As chapas de ferro-nióbio são o principal dos
produtos do nióbio nas exportações brasileiras, tendo totalizado US$ 4,8
bilhões, de 1996 a
2013. Somamos os dados, ano a ano, que estão na tabela do Ministério do
Desenvolvimento, Indústria e Comércio.
2. O mercado é fechado, estando concentrado
em poucas empresas importadoras e pouquíssimas empresas exportadoras. São
transações entre empresas dos mesmos grupos ou entre grupos associados. A CBMM,
de Araxá, que exporta 90% do total, vende o produto às suas próprias
subsidiárias no exterior.
3. O preço seria muito mais alto, se houvesse
mercados abertos ou algum tipo de concorrência, a não ser entre indústrias
utilizadoras do metal.
5. Encontrei na internet notícia recente, 6 de
setembro, da Bolsa de Metais de Bejing (Pekim) nestes termos: “Os
preços do nióbio metálico a 99,9% de pureza permanecem estáveis em 115 a 120 dólares por quilo,
na Comunidade de Estados Independentes.” [Rússia, Ucrânia e outros]
6. Guardei também uma cotação, de 22.01.2011, do
sítio eletrônico “chemicool/elements/niobium”, de nióbio puro (óxido de
nióbio), a US$ 18.00 por 100 g
= US$ 180.00 por quilo.
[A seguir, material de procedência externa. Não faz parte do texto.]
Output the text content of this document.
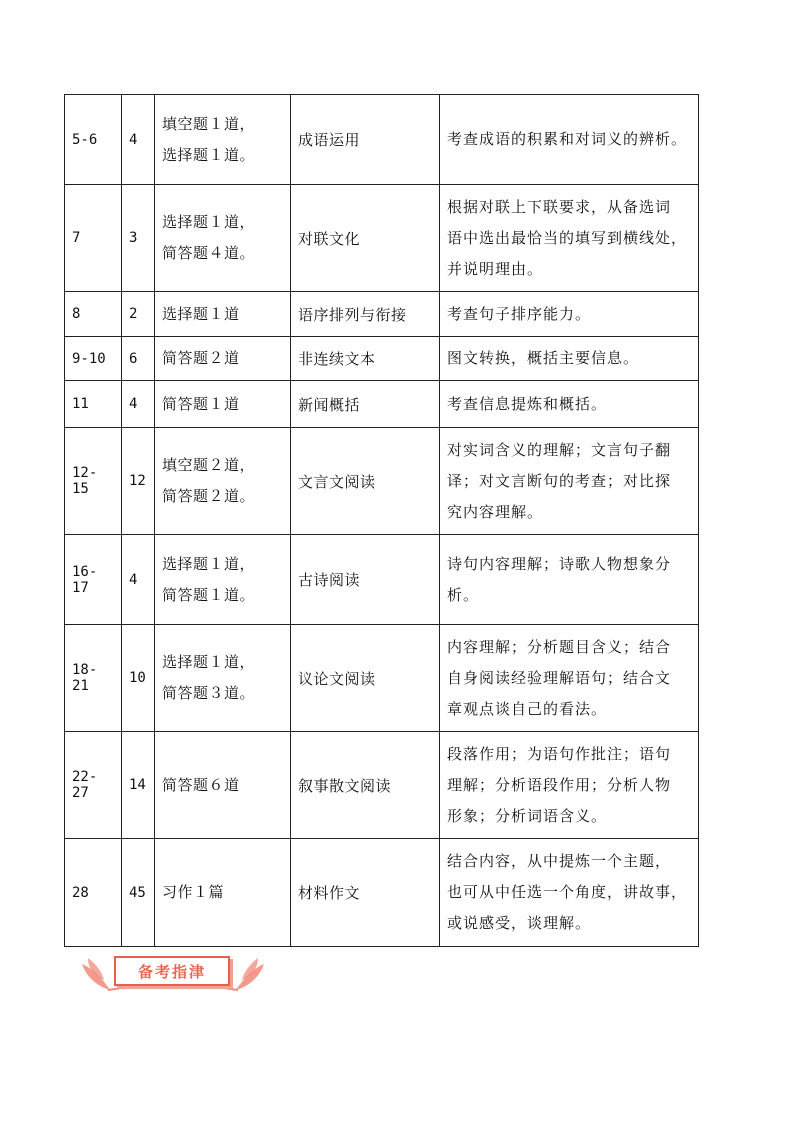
5-6	4	填空题１道，
选择题１道。	成语运用	考查成语的积累和对词义的辨析。

7	3	选择题１道，
简答题４道。	对联文化	根据对联上下联要求，从备选词
语中选出最恰当的填写到横线处，
并说明理由。

8	2	选择题１道	语序排列与衔接	考查句子排序能力。

9-10	6	简答题２道	非连续文本	图文转换，概括主要信息。

11	4	简答题１道	新闻概括	考查信息提炼和概括。

12-15	12	填空题２道，
简答题２道。	文言文阅读	对实词含义的理解；文言句子翻
译；对文言断句的考查；对比探
究内容理解。

16-17	4	选择题１道，
简答题１道。	古诗阅读	诗句内容理解；诗歌人物想象分
析。

18-21	10	选择题１道，
简答题３道。	议论文阅读	内容理解；分析题目含义；结合
自身阅读经验理解语句；结合文
章观点谈自己的看法。

22-27	14	简答题６道	叙事散文阅读	段落作用；为语句作批注；语句
理解；分析语段作用；分析人物
形象；分析词语含义。

28	45	习作１篇	材料作文	结合内容，从中提炼一个主题，
也可从中任选一个角度，讲故事，
或说感受，谈理解。
备考指津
Além disso, outra, do mesmo ano, em que a barra de
nióbio era cotada a US$ 315,70 por quilo.
7. Isso é mais de 10 vezes o preço oficial da
exportação brasileira desse insumo, i.é., US$ 30,00 por quilo, no último
ano. Já o preço oficial da chapa de ferro-nióbio é menor ainda (R$
25,00), mesmo porque não se refere propriamente ao nióbio
incorporado às chapas de ferro-nióbio, nas quais o conteúdo de nióbio é
diminuto, embora suficiente para lhes dar qualidade muitíssimo acima das outras
ligas metálicas.
8. Para ter uma idéia, o preço oficial das
exportações das chapas de ferro-silício e ferro-manganês, têm estado em US$
1,77 e US$ 2,25, respectivamente. Dez vezes inferiores aos do ferro-nióbio.
9. Embora o óxido de nióbio tenha muito valor no
exterior, mormente transformado, após o processo de redução, ele é de pouca
significação nas exportações oficiais brasileiras. O valor oficial de
suas vendas ao exterior quase dobrou de 2009 para 2010, mas não é expressivo:
foi para US$ 44 milhões, com preço médio de US$ 30,00, para quase 1.500
toneladas.
10. Esse preço de um produto processado em pouco
supera o do minério bruto, que vem associado ao tântalo e ao vanádio. As
exportações oficiais desse minério chegaram, em 2012, a quase US$ 50
milhões, com valor unitário de US$ 24,00.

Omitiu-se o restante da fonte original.